Cardiovascular side effects include chest pain and hypertension and sometimes can result in cardiovascular collapse and death. In addition, methamphetamine causes increased heart rate and blood pressure and sometimes can cause irreversible damage to blood vessels in the brain, producing strokes. Methamphetamine abuse during pregnancy may result in prenatal complications, increased rates of premature delivery, and altered neonatal behavioral patterns.

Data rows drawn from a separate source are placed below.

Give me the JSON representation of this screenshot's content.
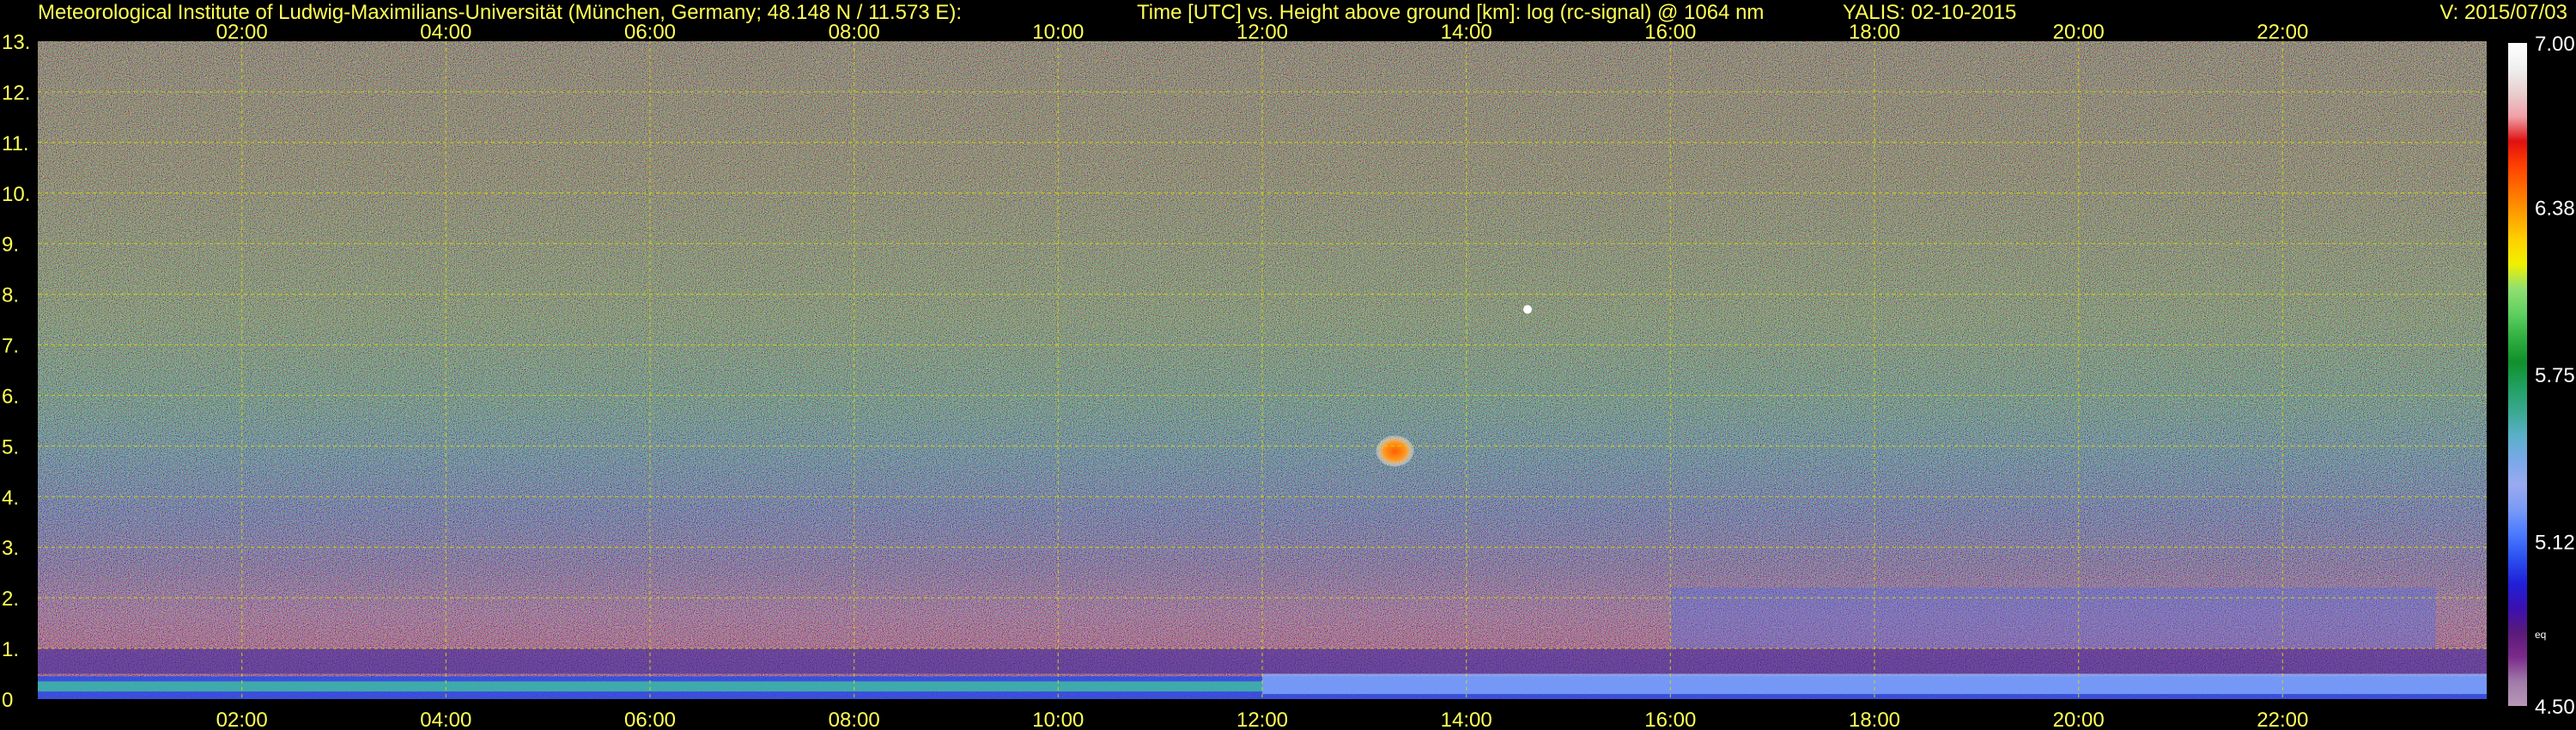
{
  "header": {
    "institute": "Meteorological Institute of Ludwig-Maximilians-Universität (München, Germany; 48.148 N / 11.573 E):",
    "description": "Time [UTC] vs. Height above ground [km]: log (rc-signal) @ 1064 nm",
    "station": "YALIS: 02-10-2015",
    "version": "V: 2015/07/03"
  },
  "chart_data": {
    "type": "heatmap",
    "title": "Time [UTC] vs. Height above ground [km]: log (rc-signal) @ 1064 nm",
    "x_range_hours": [
      0,
      24
    ],
    "x_ticks": [
      "02:00",
      "04:00",
      "06:00",
      "08:00",
      "10:00",
      "12:00",
      "14:00",
      "16:00",
      "18:00",
      "20:00",
      "22:00"
    ],
    "x_tick_hours": [
      2,
      4,
      6,
      8,
      10,
      12,
      14,
      16,
      18,
      20,
      22
    ],
    "ylim": [
      0,
      13
    ],
    "y_ticks": [
      "0",
      "1.",
      "2.",
      "3.",
      "4.",
      "5.",
      "6.",
      "7.",
      "8.",
      "9.",
      "10.",
      "11.",
      "12.",
      "13."
    ],
    "y_tick_values": [
      0,
      1,
      2,
      3,
      4,
      5,
      6,
      7,
      8,
      9,
      10,
      11,
      12,
      13
    ],
    "grid": true,
    "colorbar": {
      "ticks": [
        "7.00",
        "6.38",
        "5.75",
        "5.12",
        "4.50"
      ],
      "tick_values": [
        7.0,
        6.38,
        5.75,
        5.12,
        4.5
      ],
      "min": 4.5,
      "max": 7.0,
      "note": "eq",
      "colors": [
        "#b898b8",
        "#a07aa8",
        "#7a2a8a",
        "#5a1a7a",
        "#3a10b0",
        "#2020d8",
        "#2a50ee",
        "#4a7aff",
        "#7a9af5",
        "#9aaaf0",
        "#7aa8e8",
        "#5ab0c8",
        "#3aa890",
        "#20a060",
        "#10902a",
        "#30b040",
        "#60d060",
        "#90e070",
        "#f0f000",
        "#ffd000",
        "#ffa000",
        "#ff7000",
        "#ff4000",
        "#e01010",
        "#f0a0a8",
        "#e8d0d0",
        "#f0f0f0",
        "#ffffff"
      ]
    },
    "features": [
      {
        "kind": "cloud",
        "time_h": 13.3,
        "height_km": 4.9,
        "color": "#ff8a20"
      },
      {
        "kind": "spot",
        "time_h": 14.6,
        "height_km": 7.7,
        "color": "#ffffff"
      }
    ]
  },
  "colors": {
    "axis_text": "#ffff55",
    "grid": "#d8d800",
    "background": "#000000"
  }
}
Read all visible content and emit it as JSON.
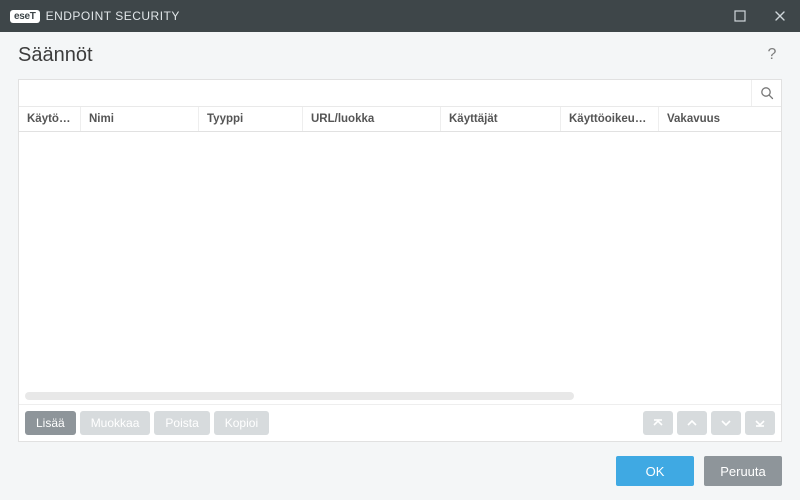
{
  "brand": {
    "badge": "eseT",
    "product": "ENDPOINT SECURITY"
  },
  "dialog": {
    "title": "Säännöt"
  },
  "search": {
    "value": "",
    "placeholder": ""
  },
  "columns": {
    "enabled": "Käytössä",
    "name": "Nimi",
    "type": "Tyyppi",
    "url": "URL/luokka",
    "users": "Käyttäjät",
    "rights": "Käyttöoikeudet",
    "severity": "Vakavuus"
  },
  "actions": {
    "add": "Lisää",
    "edit": "Muokkaa",
    "delete": "Poista",
    "copy": "Kopioi"
  },
  "footer": {
    "ok": "OK",
    "cancel": "Peruuta"
  }
}
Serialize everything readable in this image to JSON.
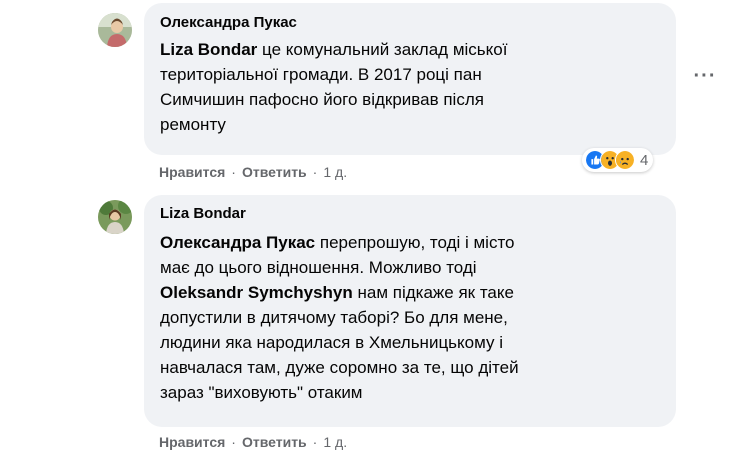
{
  "comments": [
    {
      "author": "Олександра Пукас",
      "lines": [
        [
          {
            "t": "Liza Bondar",
            "m": true
          },
          {
            "t": " це комунальний заклад міської",
            "m": false
          }
        ],
        [
          {
            "t": "територіальної громади. В 2017 році пан",
            "m": false
          }
        ],
        [
          {
            "t": "Симчишин пафосно його відкривав після",
            "m": false
          }
        ],
        [
          {
            "t": "ремонту",
            "m": false
          }
        ]
      ],
      "like_label": "Нравится",
      "reply_label": "Ответить",
      "time": "1 д.",
      "reaction_count": "4",
      "reactions": [
        "like-icon",
        "wow-icon",
        "sad-icon"
      ]
    },
    {
      "author": "Liza Bondar",
      "lines": [
        [
          {
            "t": "Олександра Пукас",
            "m": true
          },
          {
            "t": " перепрошую, тоді і місто",
            "m": false
          }
        ],
        [
          {
            "t": "має до цього відношення. Можливо тоді",
            "m": false
          }
        ],
        [
          {
            "t": "Oleksandr Symchyshyn",
            "m": true
          },
          {
            "t": " нам підкаже як таке",
            "m": false
          }
        ],
        [
          {
            "t": "допустили в дитячому таборі? Бо для мене,",
            "m": false
          }
        ],
        [
          {
            "t": "людини яка народилася в Хмельницькому і",
            "m": false
          }
        ],
        [
          {
            "t": "навчалася там, дуже соромно за те, що дітей",
            "m": false
          }
        ],
        [
          {
            "t": "зараз \"виховують\" отаким",
            "m": false
          }
        ]
      ],
      "like_label": "Нравится",
      "reply_label": "Ответить",
      "time": "1 д."
    }
  ],
  "more_label": "···",
  "colors": {
    "bubble": "#f0f2f5",
    "meta": "#65676b",
    "like": "#1877f2",
    "wow": "#f7b125"
  }
}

Psychological symptoms of prolonged methamphetamine abuse can resemble those of schizophrenia and are characterized by paranoia, hallucinations, repetitive behavior patterns, and formication (delusions of parasites or insects on the skin). Methamphetamine-induced paranoia can result in homicidal or suicidal thoughts. Although no characteristic physical signs of withdrawal are associated with methamphetamine abuse, users report drug craving, depressed mood, sleepiness, and hunger.


Extent of Use

NIDA's 1996 Monitoring the Future study, which assessed the extent of drug use among 8th-, 10th-, and 12th-graders across the country, reports that:

  • When high school seniors were asked if they had used crystal methamphetamine at least once in their lifetimes, 4.4 percent said they had-an increase from 2.7 percent in 1990;

  • In that same year, when high school seniors were asked if they had used crystal methamphetamine in the 12 months prior to the survey, 2.8 percent said they had-an increase from 1.3 percent in 1990.

The Substance Abuse and Mental Health Services Administration's Drug Abuse Warning Network reports that from 1991 to 1994, the number of methamphetamine-related visits to hospital emergency departments more than tripled, from 4,887 to 17,397.